Lifted Bregman Training of Neural Networks
This work addresses training challenges for neural networks with non-smooth activations, offering a potential improvement for specific applications like sparse coding, but it appears incremental as it builds on existing optimization methods.
The authors tackled the problem of training neural networks with non-smooth activation functions by introducing a novel Bregman distance-based formulation that avoids computing derivatives of activation functions, and they demonstrated that their non-smooth optimization methods achieve comparable or better performance in classifiers and autoencoders compared to conventional frameworks.
We introduce a novel mathematical formulation for the training of feed-forward neural networks with (potentially non-smooth) proximal maps as activation functions. This formulation is based on Bregman distances and a key advantage is that its partial derivatives with respect to the network's parameters do not require the computation of derivatives of the network's activation functions.

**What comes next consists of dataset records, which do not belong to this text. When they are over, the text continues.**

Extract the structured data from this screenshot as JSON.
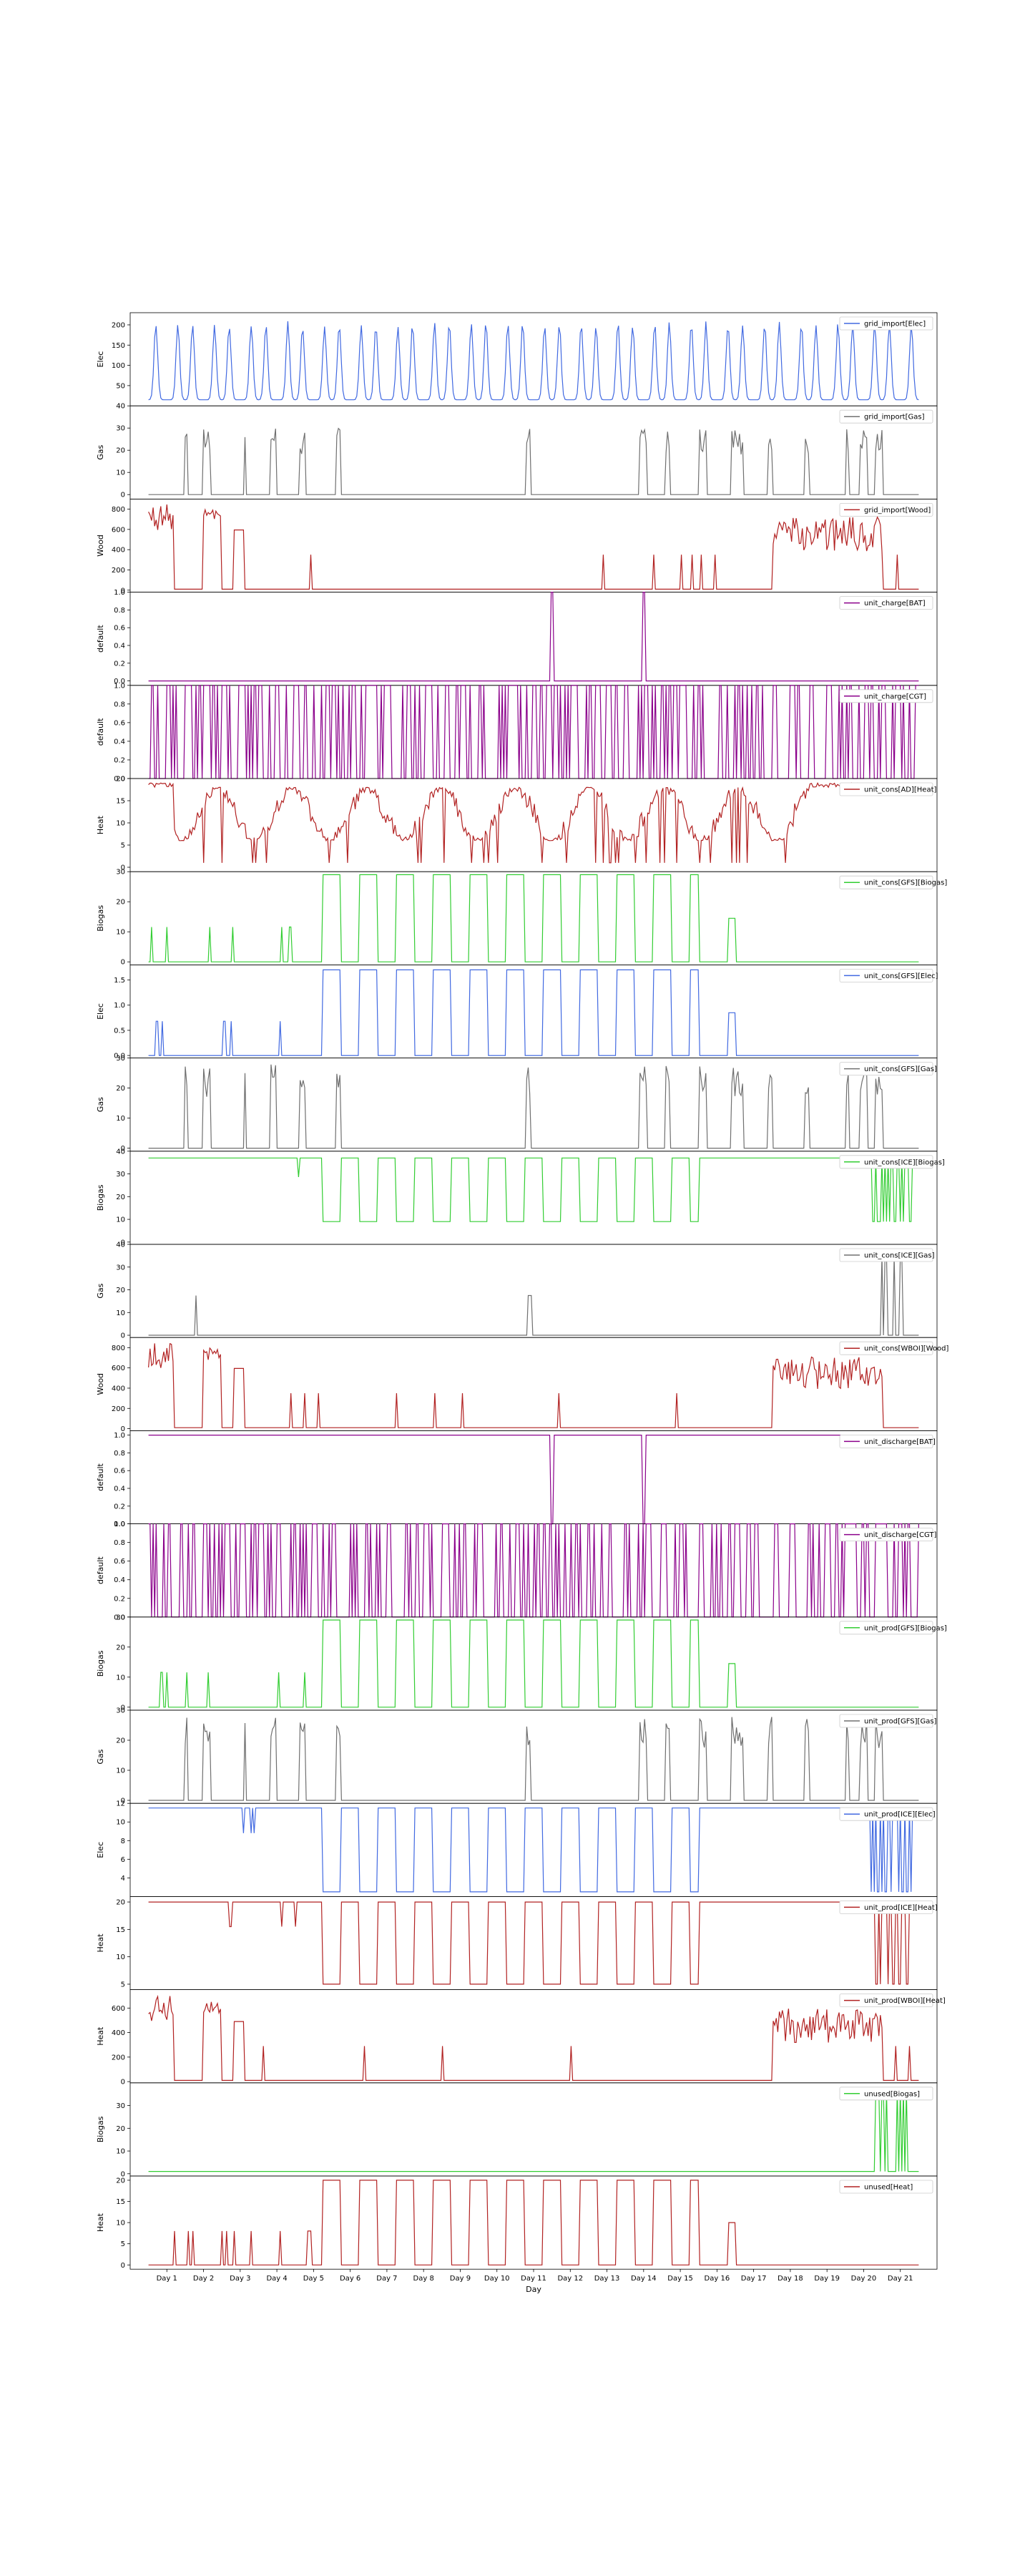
{
  "chart_data": {
    "type": "line",
    "xlabel": "Day",
    "x_tick_labels": [
      "Day 1",
      "Day 2",
      "Day 3",
      "Day 4",
      "Day 5",
      "Day 6",
      "Day 7",
      "Day 8",
      "Day 9",
      "Day 10",
      "Day 11",
      "Day 12",
      "Day 13",
      "Day 14",
      "Day 15",
      "Day 16",
      "Day 17",
      "Day 18",
      "Day 19",
      "Day 20",
      "Day 21"
    ],
    "xlim": [
      0,
      22
    ],
    "legend_position": "upper right",
    "grid": false,
    "panels": [
      {
        "name": "grid_import[Elec]",
        "ylabel": "Elec",
        "color": "#4169e1",
        "ylim": [
          0,
          230
        ],
        "yticks": [
          "50",
          "100",
          "150",
          "200"
        ],
        "pattern": "daily-twin-peaks",
        "base": 15,
        "peak": 210
      },
      {
        "name": "grid_import[Gas]",
        "ylabel": "Gas",
        "color": "#707070",
        "ylim": [
          -2,
          40
        ],
        "yticks": [
          "0",
          "10",
          "20",
          "30",
          "40"
        ],
        "pattern": "intermittent-blocks",
        "base": 0,
        "peak": 30
      },
      {
        "name": "grid_import[Wood]",
        "ylabel": "Wood",
        "color": "#b22222",
        "ylim": [
          -20,
          900
        ],
        "yticks": [
          "0",
          "200",
          "400",
          "600",
          "800"
        ],
        "pattern": "edge-heavy",
        "base": 10,
        "peak": 850
      },
      {
        "name": "unit_charge[BAT]",
        "ylabel": "default",
        "color": "#8b008b",
        "ylim": [
          -0.05,
          1.0
        ],
        "yticks": [
          "0.0",
          "0.2",
          "0.4",
          "0.6",
          "0.8",
          "1.0"
        ],
        "pattern": "two-spikes-up",
        "base": 0,
        "peak": 1
      },
      {
        "name": "unit_charge[CGT]",
        "ylabel": "default",
        "color": "#8b008b",
        "ylim": [
          0,
          1.0
        ],
        "yticks": [
          "0.0",
          "0.2",
          "0.4",
          "0.6",
          "0.8",
          "1.0"
        ],
        "pattern": "binary-switching",
        "base": 0,
        "peak": 1
      },
      {
        "name": "unit_cons[AD][Heat]",
        "ylabel": "Heat",
        "color": "#b22222",
        "ylim": [
          -1,
          20
        ],
        "yticks": [
          "0",
          "5",
          "10",
          "15",
          "20"
        ],
        "pattern": "fluctuating-high",
        "base": 1,
        "peak": 19
      },
      {
        "name": "unit_cons[GFS][Biogas]",
        "ylabel": "Biogas",
        "color": "#32cd32",
        "ylim": [
          -1,
          30
        ],
        "yticks": [
          "0",
          "10",
          "20",
          "30"
        ],
        "pattern": "square-blocks",
        "base": 0,
        "peak": 29
      },
      {
        "name": "unit_cons[GFS][Elec]",
        "ylabel": "Elec",
        "color": "#4169e1",
        "ylim": [
          -0.05,
          1.8
        ],
        "yticks": [
          "0.0",
          "0.5",
          "1.0",
          "1.5"
        ],
        "pattern": "square-blocks",
        "base": 0,
        "peak": 1.7
      },
      {
        "name": "unit_cons[GFS][Gas]",
        "ylabel": "Gas",
        "color": "#707070",
        "ylim": [
          -1,
          30
        ],
        "yticks": [
          "0",
          "10",
          "20",
          "30"
        ],
        "pattern": "intermittent-blocks",
        "base": 0,
        "peak": 28
      },
      {
        "name": "unit_cons[ICE][Biogas]",
        "ylabel": "Biogas",
        "color": "#32cd32",
        "ylim": [
          -1,
          40
        ],
        "yticks": [
          "0",
          "10",
          "20",
          "30",
          "40"
        ],
        "pattern": "inverted-blocks",
        "base": 37,
        "peak": 9
      },
      {
        "name": "unit_cons[ICE][Gas]",
        "ylabel": "Gas",
        "color": "#707070",
        "ylim": [
          -1,
          40
        ],
        "yticks": [
          "0",
          "10",
          "20",
          "30",
          "40"
        ],
        "pattern": "late-spikes",
        "base": 0,
        "peak": 35
      },
      {
        "name": "unit_cons[WBOI][Wood]",
        "ylabel": "Wood",
        "color": "#b22222",
        "ylim": [
          -20,
          900
        ],
        "yticks": [
          "0",
          "200",
          "400",
          "600",
          "800"
        ],
        "pattern": "edge-heavy",
        "base": 10,
        "peak": 850
      },
      {
        "name": "unit_discharge[BAT]",
        "ylabel": "default",
        "color": "#8b008b",
        "ylim": [
          0,
          1.05
        ],
        "yticks": [
          "0.0",
          "0.2",
          "0.4",
          "0.6",
          "0.8",
          "1.0"
        ],
        "pattern": "two-spikes-down",
        "base": 1,
        "peak": 0
      },
      {
        "name": "unit_discharge[CGT]",
        "ylabel": "default",
        "color": "#8b008b",
        "ylim": [
          0,
          1.0
        ],
        "yticks": [
          "0.0",
          "0.2",
          "0.4",
          "0.6",
          "0.8",
          "1.0"
        ],
        "pattern": "binary-switching",
        "base": 0,
        "peak": 1
      },
      {
        "name": "unit_prod[GFS][Biogas]",
        "ylabel": "Biogas",
        "color": "#32cd32",
        "ylim": [
          -1,
          30
        ],
        "yticks": [
          "0",
          "10",
          "20",
          "30"
        ],
        "pattern": "square-blocks",
        "base": 0,
        "peak": 29
      },
      {
        "name": "unit_prod[GFS][Gas]",
        "ylabel": "Gas",
        "color": "#707070",
        "ylim": [
          -1,
          30
        ],
        "yticks": [
          "0",
          "10",
          "20",
          "30"
        ],
        "pattern": "intermittent-blocks",
        "base": 0,
        "peak": 28
      },
      {
        "name": "unit_prod[ICE][Elec]",
        "ylabel": "Elec",
        "color": "#4169e1",
        "ylim": [
          2,
          12
        ],
        "yticks": [
          "4",
          "6",
          "8",
          "10",
          "12"
        ],
        "pattern": "inverted-blocks",
        "base": 11.5,
        "peak": 2.5
      },
      {
        "name": "unit_prod[ICE][Heat]",
        "ylabel": "Heat",
        "color": "#b22222",
        "ylim": [
          4,
          21
        ],
        "yticks": [
          "5",
          "10",
          "15",
          "20"
        ],
        "pattern": "inverted-blocks",
        "base": 20,
        "peak": 5
      },
      {
        "name": "unit_prod[WBOI][Heat]",
        "ylabel": "Heat",
        "color": "#b22222",
        "ylim": [
          -10,
          750
        ],
        "yticks": [
          "0",
          "200",
          "400",
          "600"
        ],
        "pattern": "edge-heavy",
        "base": 10,
        "peak": 700
      },
      {
        "name": "unused[Biogas]",
        "ylabel": "Biogas",
        "color": "#32cd32",
        "ylim": [
          -1,
          40
        ],
        "yticks": [
          "0",
          "10",
          "20",
          "30"
        ],
        "pattern": "late-spikes-only",
        "base": 1,
        "peak": 37
      },
      {
        "name": "unused[Heat]",
        "ylabel": "Heat",
        "color": "#b22222",
        "ylim": [
          -1,
          21
        ],
        "yticks": [
          "0",
          "5",
          "10",
          "15",
          "20"
        ],
        "pattern": "square-blocks",
        "base": 0,
        "peak": 20
      }
    ]
  }
}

Instead of estimating the parameters with a combination of first-order optimisation method and back-propagation (as is the state-of-the-art), we propose the use of non-smooth first-order optimisation methods that exploit the specific structure of the novel formulation. We present several numerical results that demonstrate that these training approaches can be equally well or even better suited for the training of neural network-based classifiers and (denoising) autoencoders with sparse coding compared to more conventional training frameworks.